僕の感覚ではどうみても学校とは思えない。
(カスケードだっけ?どこかの国の観光地みたいだ。)
「驚いた?君にまずはこれを見せたかったの。」
(驚くだろうそりゃぁ、説明なしにこんなものを見せられたら。)
ニオ曰く学校へと続いているらしい階段を丁寧に登るはめになった。
足を動かし無駄に大きな段差を登る。
(……長い。)
「あのさぁ、ここ毎日登っているの?」
痺れを切らし始めた僕は石段を登るのに不要な程の力を入れ音を鳴らしながら訊ねる。
「こんなもの、毎日足で登るわけないじゃん!」
ニオも負けじと石段を大袈裟に踏みつけ始めた。
「じゃあ、どうやって……」
「それは……最後に教えてあげる。ここ以外にも見せたいところがあるの。」
そう言って立ち止まった僕に振り向いたあとスピードを上げた。
(足以外で登る方法があるのなら!それで登らせてください!わざわざどうして!)
階段の途中には広場があり、その真ん中に噴水すらあった。
(うっとりするほど長閑だぁ。)
そして所々に地球では見られなそうな技術を感じるものも見受けられる。綺麗で手入れも行き届いているようだ。
(不思議だなぁ。
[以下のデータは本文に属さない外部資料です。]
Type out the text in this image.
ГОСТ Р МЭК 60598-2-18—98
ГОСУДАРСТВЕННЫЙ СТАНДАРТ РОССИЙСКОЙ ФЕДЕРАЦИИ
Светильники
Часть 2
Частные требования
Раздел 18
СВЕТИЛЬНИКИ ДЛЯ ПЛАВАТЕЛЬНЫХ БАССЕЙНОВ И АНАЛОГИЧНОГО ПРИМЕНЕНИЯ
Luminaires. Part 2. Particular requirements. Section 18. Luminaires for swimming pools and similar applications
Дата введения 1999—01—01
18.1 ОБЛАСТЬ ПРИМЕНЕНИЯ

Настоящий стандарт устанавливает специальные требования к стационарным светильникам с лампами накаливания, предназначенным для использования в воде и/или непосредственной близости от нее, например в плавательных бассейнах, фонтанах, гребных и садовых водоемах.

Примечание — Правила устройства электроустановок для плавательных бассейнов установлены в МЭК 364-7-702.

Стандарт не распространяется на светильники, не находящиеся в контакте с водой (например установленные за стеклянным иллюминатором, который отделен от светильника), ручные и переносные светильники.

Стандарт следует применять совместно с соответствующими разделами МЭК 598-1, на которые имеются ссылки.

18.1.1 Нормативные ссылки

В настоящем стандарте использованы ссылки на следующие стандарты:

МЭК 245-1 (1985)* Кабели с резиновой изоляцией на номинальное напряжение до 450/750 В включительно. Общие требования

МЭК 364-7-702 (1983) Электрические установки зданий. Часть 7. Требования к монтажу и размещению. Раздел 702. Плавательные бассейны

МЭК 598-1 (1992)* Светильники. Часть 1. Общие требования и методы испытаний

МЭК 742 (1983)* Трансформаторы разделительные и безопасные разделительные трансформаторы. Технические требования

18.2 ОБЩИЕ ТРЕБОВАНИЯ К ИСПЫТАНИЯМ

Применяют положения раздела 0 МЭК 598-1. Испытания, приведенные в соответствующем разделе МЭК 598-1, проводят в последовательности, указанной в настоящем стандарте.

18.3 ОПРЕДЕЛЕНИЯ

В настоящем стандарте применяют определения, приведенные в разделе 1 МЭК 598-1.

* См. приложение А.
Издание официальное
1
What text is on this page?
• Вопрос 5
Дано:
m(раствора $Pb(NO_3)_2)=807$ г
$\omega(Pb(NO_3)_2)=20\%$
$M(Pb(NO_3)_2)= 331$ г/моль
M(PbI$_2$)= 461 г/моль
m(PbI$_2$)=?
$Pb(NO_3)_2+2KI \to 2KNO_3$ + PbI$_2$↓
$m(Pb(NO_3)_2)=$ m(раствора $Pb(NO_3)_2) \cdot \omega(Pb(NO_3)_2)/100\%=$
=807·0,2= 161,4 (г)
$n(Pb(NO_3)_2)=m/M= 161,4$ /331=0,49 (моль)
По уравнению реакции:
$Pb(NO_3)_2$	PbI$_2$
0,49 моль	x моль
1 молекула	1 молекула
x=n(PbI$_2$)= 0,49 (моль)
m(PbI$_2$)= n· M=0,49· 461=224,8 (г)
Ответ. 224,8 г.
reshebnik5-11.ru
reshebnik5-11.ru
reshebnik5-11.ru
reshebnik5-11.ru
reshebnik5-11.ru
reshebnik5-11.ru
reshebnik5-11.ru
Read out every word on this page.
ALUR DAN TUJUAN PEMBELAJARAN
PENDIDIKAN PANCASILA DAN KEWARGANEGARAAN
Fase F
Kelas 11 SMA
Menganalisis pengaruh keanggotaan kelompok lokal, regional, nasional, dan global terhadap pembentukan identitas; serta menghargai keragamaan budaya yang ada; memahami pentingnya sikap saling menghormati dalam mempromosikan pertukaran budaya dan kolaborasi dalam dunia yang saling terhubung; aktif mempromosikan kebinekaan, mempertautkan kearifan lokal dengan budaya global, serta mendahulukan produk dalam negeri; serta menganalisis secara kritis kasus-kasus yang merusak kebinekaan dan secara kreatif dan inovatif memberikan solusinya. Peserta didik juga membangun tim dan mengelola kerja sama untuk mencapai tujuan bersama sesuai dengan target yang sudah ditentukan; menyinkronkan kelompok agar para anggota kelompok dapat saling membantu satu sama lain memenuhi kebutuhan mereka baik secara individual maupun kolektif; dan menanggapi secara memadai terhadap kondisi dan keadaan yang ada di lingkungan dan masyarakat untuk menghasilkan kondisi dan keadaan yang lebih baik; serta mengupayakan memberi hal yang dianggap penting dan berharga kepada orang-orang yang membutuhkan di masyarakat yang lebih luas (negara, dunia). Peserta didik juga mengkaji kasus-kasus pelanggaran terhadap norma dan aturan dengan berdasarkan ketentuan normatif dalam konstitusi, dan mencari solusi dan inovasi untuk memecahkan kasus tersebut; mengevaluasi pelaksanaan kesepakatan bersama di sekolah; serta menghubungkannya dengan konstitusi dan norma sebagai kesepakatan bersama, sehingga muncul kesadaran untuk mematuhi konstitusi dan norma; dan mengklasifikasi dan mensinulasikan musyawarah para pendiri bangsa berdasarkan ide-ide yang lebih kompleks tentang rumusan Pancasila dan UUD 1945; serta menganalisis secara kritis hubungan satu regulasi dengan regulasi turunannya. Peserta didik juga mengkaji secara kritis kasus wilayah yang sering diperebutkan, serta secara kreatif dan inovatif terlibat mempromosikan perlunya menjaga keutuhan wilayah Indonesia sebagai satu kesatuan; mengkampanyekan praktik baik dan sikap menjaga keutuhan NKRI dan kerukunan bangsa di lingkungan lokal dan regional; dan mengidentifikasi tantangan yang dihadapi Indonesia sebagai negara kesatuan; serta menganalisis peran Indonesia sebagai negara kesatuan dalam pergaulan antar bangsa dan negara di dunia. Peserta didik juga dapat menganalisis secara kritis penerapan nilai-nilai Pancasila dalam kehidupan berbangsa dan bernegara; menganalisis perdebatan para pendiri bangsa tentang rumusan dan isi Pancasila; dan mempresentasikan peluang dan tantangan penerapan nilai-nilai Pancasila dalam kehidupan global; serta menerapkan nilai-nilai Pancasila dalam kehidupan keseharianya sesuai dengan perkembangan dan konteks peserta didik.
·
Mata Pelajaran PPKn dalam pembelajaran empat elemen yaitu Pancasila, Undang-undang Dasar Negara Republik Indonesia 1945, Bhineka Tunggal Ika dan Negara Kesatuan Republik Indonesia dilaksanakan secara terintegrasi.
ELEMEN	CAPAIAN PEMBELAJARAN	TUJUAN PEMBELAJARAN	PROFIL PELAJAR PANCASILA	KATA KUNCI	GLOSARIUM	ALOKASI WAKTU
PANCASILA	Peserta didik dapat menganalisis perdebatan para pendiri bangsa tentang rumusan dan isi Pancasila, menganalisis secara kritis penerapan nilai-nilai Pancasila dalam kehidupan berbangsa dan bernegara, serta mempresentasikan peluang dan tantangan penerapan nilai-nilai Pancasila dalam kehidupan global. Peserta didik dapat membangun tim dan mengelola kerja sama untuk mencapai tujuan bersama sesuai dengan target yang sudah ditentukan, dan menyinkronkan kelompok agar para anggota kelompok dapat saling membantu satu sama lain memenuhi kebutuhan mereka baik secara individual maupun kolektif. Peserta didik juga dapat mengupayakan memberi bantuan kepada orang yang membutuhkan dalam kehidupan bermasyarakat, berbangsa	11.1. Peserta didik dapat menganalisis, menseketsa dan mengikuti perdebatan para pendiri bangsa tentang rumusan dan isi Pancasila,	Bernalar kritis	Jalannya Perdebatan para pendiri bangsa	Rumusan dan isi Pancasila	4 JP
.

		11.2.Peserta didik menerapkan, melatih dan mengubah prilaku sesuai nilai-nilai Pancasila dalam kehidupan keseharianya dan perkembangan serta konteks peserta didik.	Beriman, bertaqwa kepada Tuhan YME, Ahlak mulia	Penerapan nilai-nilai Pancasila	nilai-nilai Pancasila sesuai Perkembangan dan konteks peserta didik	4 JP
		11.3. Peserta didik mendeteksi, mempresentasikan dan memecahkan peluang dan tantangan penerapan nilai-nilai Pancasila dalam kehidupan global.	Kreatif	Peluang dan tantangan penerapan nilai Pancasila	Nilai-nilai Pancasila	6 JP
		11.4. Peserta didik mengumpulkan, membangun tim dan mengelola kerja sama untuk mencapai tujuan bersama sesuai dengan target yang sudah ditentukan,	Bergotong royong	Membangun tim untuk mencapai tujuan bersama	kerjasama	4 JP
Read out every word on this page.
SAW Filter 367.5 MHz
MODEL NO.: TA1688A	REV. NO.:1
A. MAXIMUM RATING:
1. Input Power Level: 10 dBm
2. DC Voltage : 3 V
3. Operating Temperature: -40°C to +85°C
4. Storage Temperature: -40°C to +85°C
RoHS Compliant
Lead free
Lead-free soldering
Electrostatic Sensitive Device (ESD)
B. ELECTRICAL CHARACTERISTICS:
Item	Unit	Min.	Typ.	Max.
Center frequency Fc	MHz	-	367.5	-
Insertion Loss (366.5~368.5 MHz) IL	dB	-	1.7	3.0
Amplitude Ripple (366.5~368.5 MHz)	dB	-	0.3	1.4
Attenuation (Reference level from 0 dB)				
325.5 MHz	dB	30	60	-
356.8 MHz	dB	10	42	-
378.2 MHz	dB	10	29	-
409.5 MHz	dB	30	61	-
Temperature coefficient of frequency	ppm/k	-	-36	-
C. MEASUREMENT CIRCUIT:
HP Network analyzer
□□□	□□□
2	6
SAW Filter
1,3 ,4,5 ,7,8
世界が偽物みたい。)
「ほら、まだ登るよ!」
「もうここが山頂でいいよぉ。」
僕はよく分からない駄々の捏ねかたをしてみた。
「ニオさん、エレベーターやエスカレーターとかは無いのでしょうか?」
「なぁにそれ。私には馴染みの無い単語ですね。」
笑顔で冷たく良い放った人物はエレベーターもエスカレーターも知らなかった。
本当に存在しないのか冗談なのかは分からないが。
何度も押し寄せる愚痴を我慢し、広場を越えると、階段の様子が変わった。
「何か階段に文字が刻まれているみたいだけど?これは?」
「学生に向けた……大人たちのメッセージ。」
(へぇ、そんなこともするのか。思っていたより人間味があるというか、こだわりが表れてて興味深いな。)
「ほら、もうすぐ校舎。」
「わお。」
(校舎……にしては何だろう、神殿や遺跡に近い見た目だ。そしてこんな階段を登らせた割にコンビニエンスなサイズ感で、こじんまりとしている。科学力で捩じ伏せるような衝撃的で最先端なものでは無かった。)